Za głęboko by myśleć o powrocie na powierzchnię.
Ta płyta Niemena to jedno z tych przeżyć, za które zapamiętam go na zawsze. Doceniam jego polską twórczość, z której już w tamtym czasie słynął, ale ta sesja nagraniowa jest dla mnie doświadczeniem wykraczającym daleko poza ramy tradycyjnego odsłuchu.
To niezwykle dotykowe obcowanie z talentem człowieka, który swoją energią roztacza wokół siebie aurę absolutnego mistycyzmu. Zapamiętam Niemena – maga, rzucającego oszałamiające dźwięki niczym urok. Niemena – wizjonera, który tym albumem przebił się przez czas…i nie wyhamował do dziś.
O Niemenie powiedziano już niemal wszystko.
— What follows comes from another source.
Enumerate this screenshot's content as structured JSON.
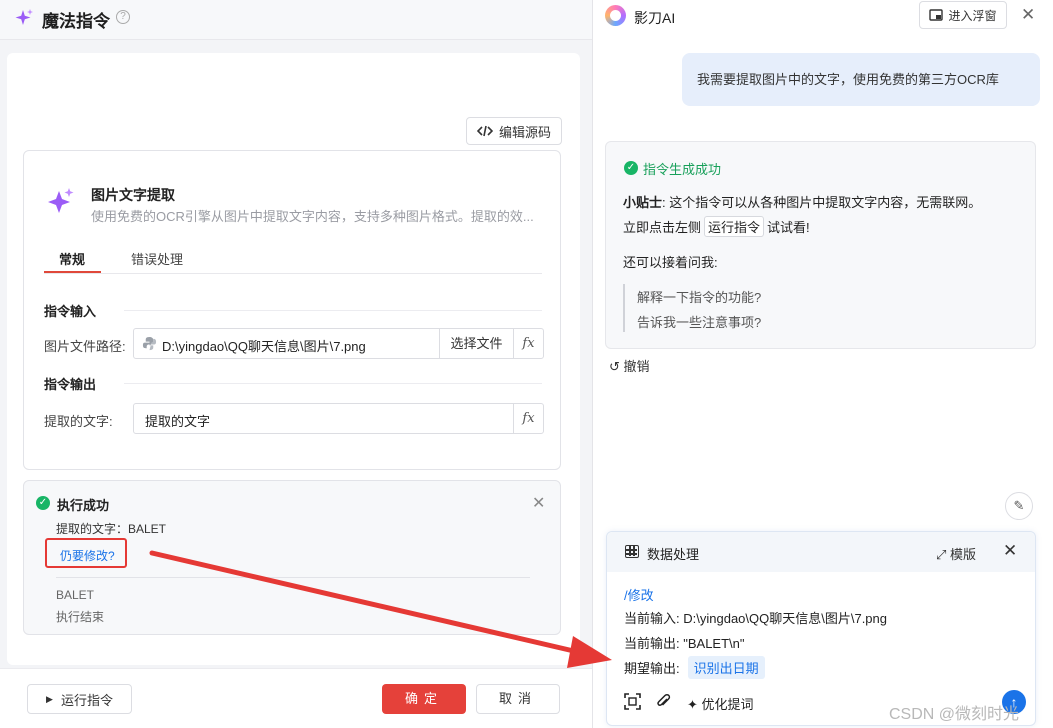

Dlatego jeśli pojawiają się tutaj jego płyty, są to z reguły te, o których mało kto pamięta…a które ja osobiście uważam za najbardziej rezonujące.
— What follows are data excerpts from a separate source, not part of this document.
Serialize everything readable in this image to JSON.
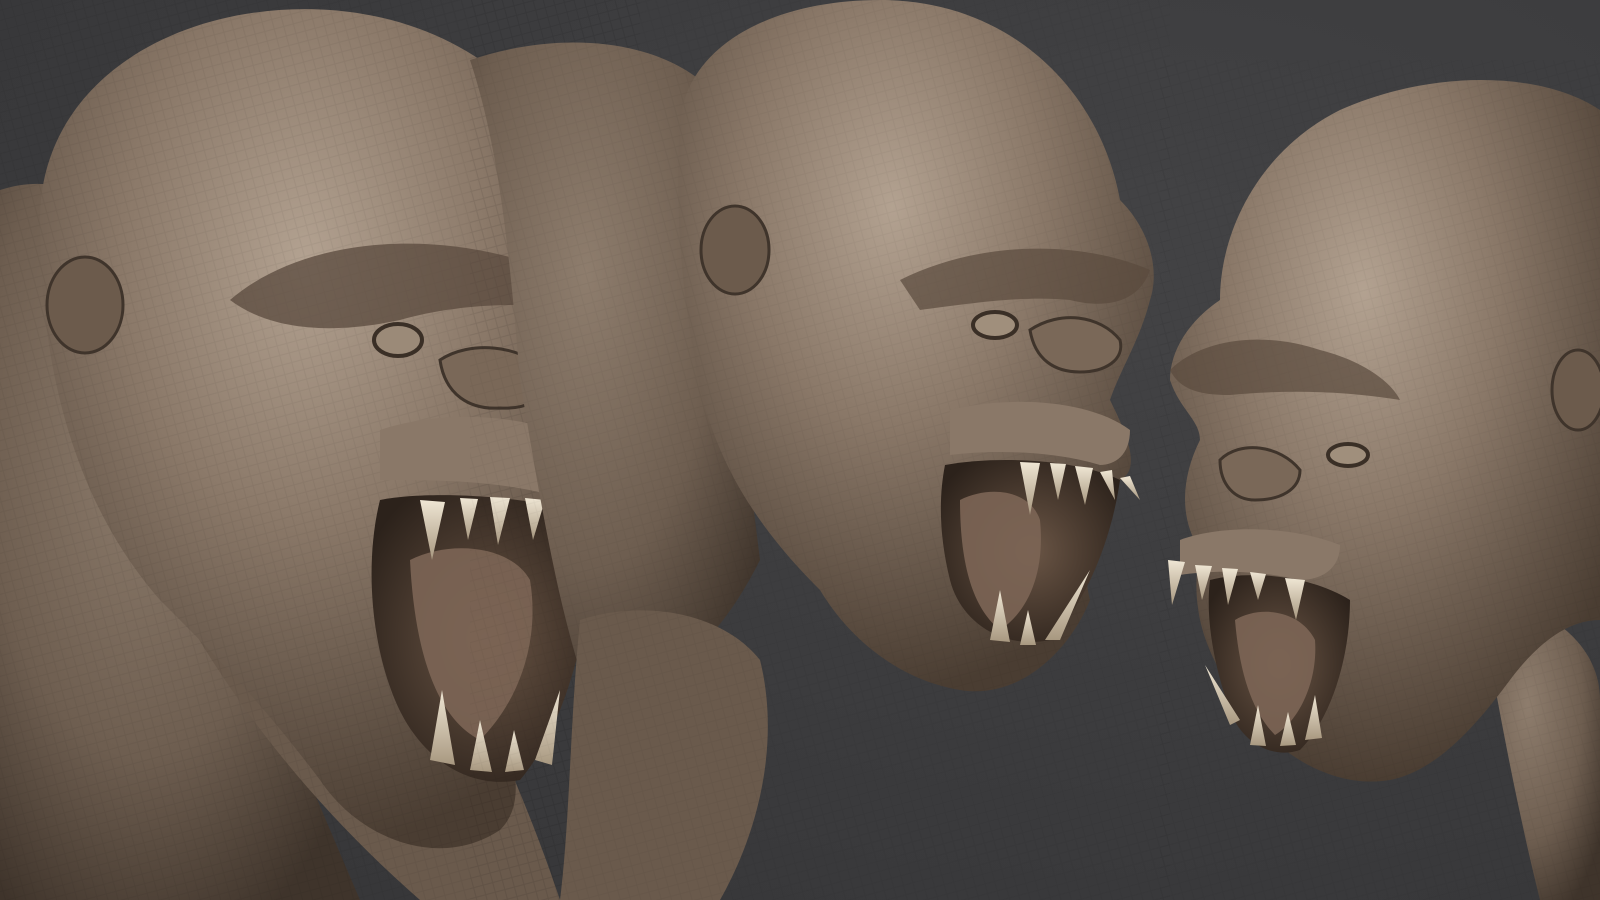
{
  "scene": {
    "background_color": "#3b3b3d",
    "clay_color": "#7a6a5c",
    "clay_highlight": "#b3a291",
    "clay_shadow": "#3f342b",
    "mouth_color": "#4a3a30",
    "tooth_color": "#e6dcc8",
    "busts": [
      {
        "name": "left-bust",
        "view": "three-quarter-right"
      },
      {
        "name": "center-bust",
        "view": "profile-right"
      },
      {
        "name": "right-bust",
        "view": "three-quarter-left"
      }
    ]
  }
}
’Mourner’s Rhapsody’ to ostatnia zagraniczna płyta Niemena, który z wielu względów nie dotarł podczas swojej ziemskiej przygody do światowego panteonu gwiazd. Długo by o tym pisać, na pewno też sam Niemen nie był typem człowieka, który na siłę chciał tam biec, ale definitywnie jego muzyczne osiągnięcia powinny były w prostej drodze go tam zaprowadzić za życia. Paradoksalnie, ostatnia płyta okazała się po prostu wybitną. Zagrana zdecydowanie
za wcześnie…a może i przez…niewłaściwego człowieka?
Do dziś nie wiadomo jakie były oczekiwania amerykańskiej wytwórni Columbia, ale to co powstało podczas tej sesji było ostatnim dziełem nagranym przez Niemena dla tego wydawcy.
Mam wrażenie, że wielu ludzi nie było gotowych na wielopoziomowość tej płyty. Ona jest tak ambitna, tak emocjonalna i tak bezkompromisowo kompletna, że nie ma tu miejsca na jakiekolwiek negocjacje.
To jest Niemen, który staje przed nami w płomieniach własnej kreatywności nie bacząc na konsekwencje.
On doskonale zdaje sobie sprawę, że nie ma sposobu by ten ogień ugasić…dlatego nie spuszczajcie z niego oczu i słuchajcie każdego słowa bo ta chwila wydarzy się w Waszym życiu tylko raz.
W nagraniach wzięli udział czołowi amerykańscy muzycy, których obecność na tej płycie była nieprawdopodobnym wydarzeniem. John Abercrombie, Jan Hammer, Don Grolnick, Seldon Powell, Rick Laird i wielu innych a wszyscy poleceni przez Michała Urbaniaka, który także zagrał partie skrzypiec.
Niewątpliwie, z takimi muzykami ta płyta musiała zabrzmieć niezwykle dojrzale i różnorodnie. Pytaniem bez odpowiedzi pozostanie jak zabrzmiałaby ta muzyka gdyby Niemen zagrał
z muzykami legendarnego SBB, którzy w tamtym czasie współtworzyli z nim Grupę Niemen…a którzy odeszli z projektu przed startem tej sesji nagraniowej.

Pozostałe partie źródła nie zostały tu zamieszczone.